Whether it would help this issue or not, I’m not sure, but after resetting your preferences and re-establishing where your scratch disk location for PS is, I suggest you check that location to be sure there is adequate free space available. Ditto for Lightroom’s scratch disk or temporary directory, if it has such a thing. If you are having to hard-restart (presume you mean you are killing the processes in Task Manager), then you may well have many remnants – and potentially sizable ones – of working files left in those directory areas, and getting rid of them will free up some needed resources.
Regards,
Daryl
I would also suggest, after following the above listed recommendations, that you defrag all of your drives. Since you are having some issues with both PS and LR, it might be wise to run Diskcheck, especially on your C:\. You’ll probably have to "schedule" this for the next boot-up, but there could be issues there, or little "nasties" lurking ready to strike. It’ll take a reboot, and some time (go get another cup of coffee), but might save you from encountering problems down the road.

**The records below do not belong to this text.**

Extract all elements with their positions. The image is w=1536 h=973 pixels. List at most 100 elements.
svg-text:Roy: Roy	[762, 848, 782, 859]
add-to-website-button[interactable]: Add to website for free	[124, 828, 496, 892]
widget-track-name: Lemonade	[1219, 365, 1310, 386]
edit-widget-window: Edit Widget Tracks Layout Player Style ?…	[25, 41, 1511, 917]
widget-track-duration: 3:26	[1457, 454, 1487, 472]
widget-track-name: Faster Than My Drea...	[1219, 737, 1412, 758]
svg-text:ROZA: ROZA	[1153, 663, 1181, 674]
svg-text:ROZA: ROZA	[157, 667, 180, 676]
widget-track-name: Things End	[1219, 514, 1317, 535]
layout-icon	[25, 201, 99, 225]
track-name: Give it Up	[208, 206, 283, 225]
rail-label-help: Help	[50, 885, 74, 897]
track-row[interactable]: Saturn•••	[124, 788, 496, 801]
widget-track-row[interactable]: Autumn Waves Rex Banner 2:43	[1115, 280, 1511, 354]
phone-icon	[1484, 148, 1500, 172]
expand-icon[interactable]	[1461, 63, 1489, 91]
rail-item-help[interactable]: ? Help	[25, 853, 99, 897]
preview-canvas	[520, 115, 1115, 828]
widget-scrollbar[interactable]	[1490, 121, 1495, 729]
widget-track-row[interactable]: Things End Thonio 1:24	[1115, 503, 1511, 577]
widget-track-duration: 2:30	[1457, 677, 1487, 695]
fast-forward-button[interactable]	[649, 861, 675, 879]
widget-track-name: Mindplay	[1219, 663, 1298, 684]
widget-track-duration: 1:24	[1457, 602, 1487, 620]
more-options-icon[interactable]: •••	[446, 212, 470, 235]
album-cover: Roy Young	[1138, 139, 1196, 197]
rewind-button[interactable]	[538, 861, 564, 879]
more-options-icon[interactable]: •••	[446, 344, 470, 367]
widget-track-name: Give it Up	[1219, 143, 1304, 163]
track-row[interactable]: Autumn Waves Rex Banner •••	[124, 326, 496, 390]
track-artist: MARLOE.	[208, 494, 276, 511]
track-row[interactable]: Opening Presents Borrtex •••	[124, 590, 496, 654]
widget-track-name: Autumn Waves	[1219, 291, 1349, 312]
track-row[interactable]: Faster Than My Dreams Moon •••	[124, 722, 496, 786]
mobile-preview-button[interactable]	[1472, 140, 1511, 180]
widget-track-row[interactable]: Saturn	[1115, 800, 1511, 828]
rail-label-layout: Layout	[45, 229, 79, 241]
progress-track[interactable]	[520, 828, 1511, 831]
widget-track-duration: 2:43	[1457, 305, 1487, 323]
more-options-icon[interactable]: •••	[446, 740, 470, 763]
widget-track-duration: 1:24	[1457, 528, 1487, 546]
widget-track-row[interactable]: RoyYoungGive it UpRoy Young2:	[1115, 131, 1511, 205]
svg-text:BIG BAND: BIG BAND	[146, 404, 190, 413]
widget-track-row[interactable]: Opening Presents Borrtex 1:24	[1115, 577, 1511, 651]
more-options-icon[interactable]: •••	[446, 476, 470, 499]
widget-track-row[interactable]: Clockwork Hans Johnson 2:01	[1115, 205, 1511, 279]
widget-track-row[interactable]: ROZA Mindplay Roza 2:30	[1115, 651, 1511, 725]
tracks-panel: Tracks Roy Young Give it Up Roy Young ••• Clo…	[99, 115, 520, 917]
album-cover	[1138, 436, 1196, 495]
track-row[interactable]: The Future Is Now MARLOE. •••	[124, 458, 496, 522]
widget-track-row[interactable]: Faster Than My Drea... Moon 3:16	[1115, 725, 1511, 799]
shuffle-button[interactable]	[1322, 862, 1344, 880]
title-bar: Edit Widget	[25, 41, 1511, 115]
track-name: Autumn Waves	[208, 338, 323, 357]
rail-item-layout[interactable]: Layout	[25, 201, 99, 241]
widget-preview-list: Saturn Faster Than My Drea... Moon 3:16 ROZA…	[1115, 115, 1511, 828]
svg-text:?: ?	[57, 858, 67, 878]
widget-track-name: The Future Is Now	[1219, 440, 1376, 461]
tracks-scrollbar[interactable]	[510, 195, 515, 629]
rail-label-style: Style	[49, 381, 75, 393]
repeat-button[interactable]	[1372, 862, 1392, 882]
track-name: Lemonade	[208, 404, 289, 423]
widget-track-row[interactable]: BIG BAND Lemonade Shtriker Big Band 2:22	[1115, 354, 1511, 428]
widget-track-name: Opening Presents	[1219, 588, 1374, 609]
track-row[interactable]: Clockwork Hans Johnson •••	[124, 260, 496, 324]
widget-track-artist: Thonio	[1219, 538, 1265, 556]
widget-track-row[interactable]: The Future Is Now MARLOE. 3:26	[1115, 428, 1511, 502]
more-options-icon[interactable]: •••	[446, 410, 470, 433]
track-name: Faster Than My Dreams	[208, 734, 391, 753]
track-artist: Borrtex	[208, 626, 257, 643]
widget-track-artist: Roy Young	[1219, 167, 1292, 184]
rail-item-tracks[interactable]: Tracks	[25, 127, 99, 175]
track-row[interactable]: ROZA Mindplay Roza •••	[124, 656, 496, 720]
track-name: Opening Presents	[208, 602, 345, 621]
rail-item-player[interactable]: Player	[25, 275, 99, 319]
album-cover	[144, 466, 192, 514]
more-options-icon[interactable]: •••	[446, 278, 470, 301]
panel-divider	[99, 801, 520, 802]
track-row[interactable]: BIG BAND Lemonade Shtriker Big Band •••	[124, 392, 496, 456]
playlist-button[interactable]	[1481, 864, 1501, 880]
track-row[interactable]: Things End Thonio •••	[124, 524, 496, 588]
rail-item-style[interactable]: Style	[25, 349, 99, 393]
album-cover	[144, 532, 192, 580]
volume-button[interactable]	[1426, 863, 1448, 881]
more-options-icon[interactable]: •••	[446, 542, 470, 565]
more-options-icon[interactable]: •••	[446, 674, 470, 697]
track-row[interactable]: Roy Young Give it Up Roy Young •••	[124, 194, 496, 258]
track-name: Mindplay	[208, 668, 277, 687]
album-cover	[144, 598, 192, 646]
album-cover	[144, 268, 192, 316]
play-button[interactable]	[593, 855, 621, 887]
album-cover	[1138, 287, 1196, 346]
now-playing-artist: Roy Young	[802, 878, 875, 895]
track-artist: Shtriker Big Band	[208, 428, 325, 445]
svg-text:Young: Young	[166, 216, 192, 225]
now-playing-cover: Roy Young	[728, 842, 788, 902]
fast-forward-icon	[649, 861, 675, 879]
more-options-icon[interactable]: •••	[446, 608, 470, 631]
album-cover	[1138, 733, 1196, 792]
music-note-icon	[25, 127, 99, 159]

If these suggestions do not fix your problems, I’d look to issues with your I/O system (Input/Output, basically translating to hard drives and controllers). Back when only SCSI’s were fast, I/O issues were more common. Still, they do occur, and can cause some really odd behavior. Look also at any Windows’ "delayed write," and buffering settings, that you might have. Basically, they are a vestige of older, slower HDD’s, and are not likely to be needed nowadays. Usually with these, Event Viewer will have listings for read/write issues on that/those HDD(s). Check Event Viewer, both Applications tab and System tab, to see if you have any error messages there. That’s the first place I look, when I have any sort of application error, hang, or odd behavior. You might get lucky and have an error message that you can actually make sense of!